One woman’s social experiment is another’s highly offensive nightmare. This is evident in a video made by a Canadian comedienne and vlogger where she created two different Tinder profiles—one in which she’s wearing a hijab (a traditional Muslim head covering for women), and one where she’s not. She’s trying to make a point about the way in which Muslims are treated differently based on their looks, but is she completely misguided?
In the video posted on Jan. 12, the woman, who goes by the name Davison on social media, donned a hijab of her own making. It makes her look less like a traditional Muslim woman and more like the matchmaker from Fiddler on the Roof. Yet she seems convinced that despite her light complexion and amateur hijab, she can fool men on Tinder in the Montreal area that she is a practicing Muslim and from there can draw assumptions about how they would treat any woman like her.
In the video description, Davison writes “The test: how many matches does a woman dressed as a Muslim get compared to an implied Christian woman?”
https://www.youtube.com/watch?v=v_IRwma2Gqc
After hundreds of swipes and matches, the data shows that “Christian Sara” was much more sought after on Tinder than “Muslim Sara.” At the end of the video, we learn that Davison’s “Muslim” profile was reported to Tinder and “under review,” which she believes is a product of the hijab (and not because people recognize it as a fake profile). She reached out to Tinder to have it reinstated, but has so far been unsuccessful. Davison has not returned the Daily Dot’s request for comment.
The Daily Dot asked Maysoon Zayid—a comedian, writer, and co-founder and co-executive producer of the New York Arab-American Comedy Festival—how she felt about Davison’s experiment. Her initial reaction? “This is highly offensive.”
Zayid mused whether Davison would have dared to create a Tinder profile in which she’s wearing blackface and one where she’s not. The Internet has been exposed to plenty of ignorant people wearing blackface to make a point and this comparison illustrates just how offensive wearing a faux-hijab can be. She called Davison’s hijab “cartoonish,” adding, “she needs to check her privilege and find another hobby.”
This is hardly the first a person has used the hijab as a means to gauge people’s feelings towards Muslims. A Google video search for “hijab experiment” turns up thousands of results: Some of them feature actual Muslim women seeing how people react to them with and without a hijab.
Others, however, feature white women like Davison, trying to make a point about the way women in hijabs are treated. In 2013, a young white woman named Katie Tully made a video in which she describes her plan to wear a hijab at school.

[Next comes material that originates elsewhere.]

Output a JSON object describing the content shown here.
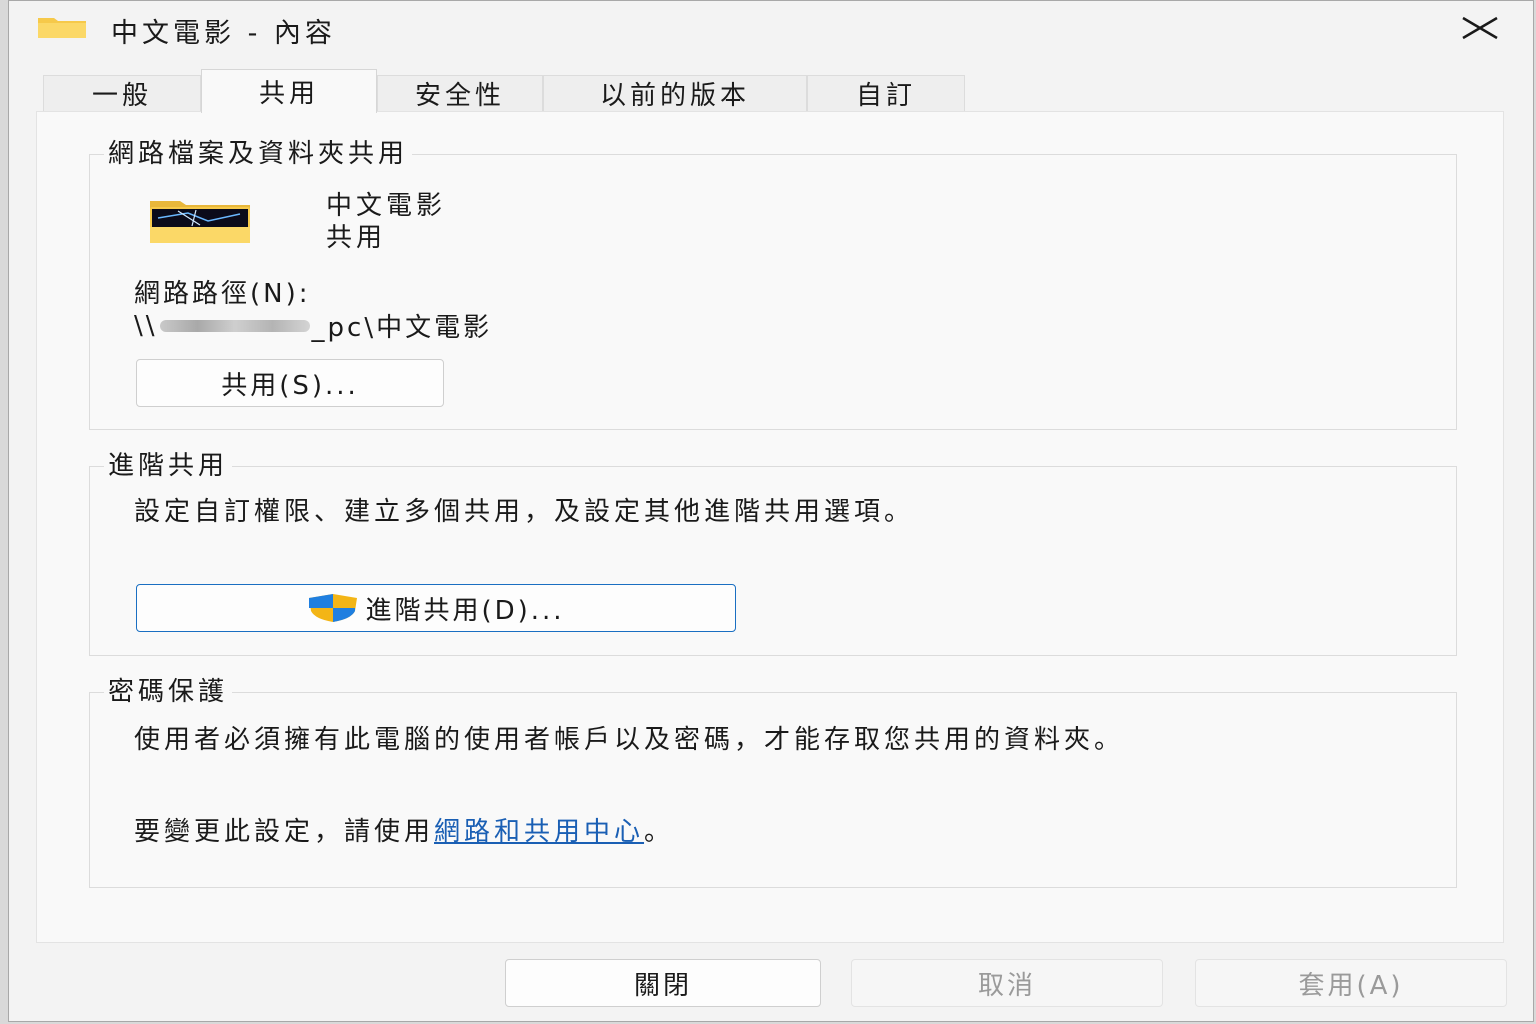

“I’m not Muslim by any means, but for the spring semester, I’ve decided to do a social experiment,” Tully told the camera. “I will be going to a heavily LDS-populated school at an undisclosed location and I’ve decided that for the entire spring semester, I’m going to be wearing a hijab.”
What followed was months of videos documenting Tully’s journey wearing a hijab. In one of her first videos, she reveals that she’s even wearing her cross under the hijab (perhaps as a way to make herself feel better.)
A late-December story in the Washington Post written by former Muslim journalists Asra Q. Nomani and Hala Arafa provided a bit more insight into why exactly it’s so offensive for a non-Muslim to wear a hijab. They write in the piece that “as Muslim women, we actually ask you not to wear the hijab in the name of interfaith solidarity,” explaining that a hijab is symbolic of the “well-financed effort by conservative Muslims to dominate modern Muslim societies.” By wearing a hijab and participating in events like #WorldHijabDay (during which non-Muslims wear the head coverings), they believe people are only further reinforcing that point of view.
In the wake of terrorist attacks both in the U.S. and abroad, anti-Muslim sentiment has reached a fever pitch (thanks in no small part to Republican presidential candidates.) But Davison and others’ videos serve as reminders that cultural appropriation does not equate to activism. There are certainly better ways to be allies.
Update, 12:28pm CT, Jan. 15: Davison responded to the Daily Dot in an email:
I have not received any feedback from muslim women. I researched how to wear an underscarf and obtained one to properly wear my hijab. There are many ways to wear the scarves of hijabs, to my understanding. Tinder never messaged me back.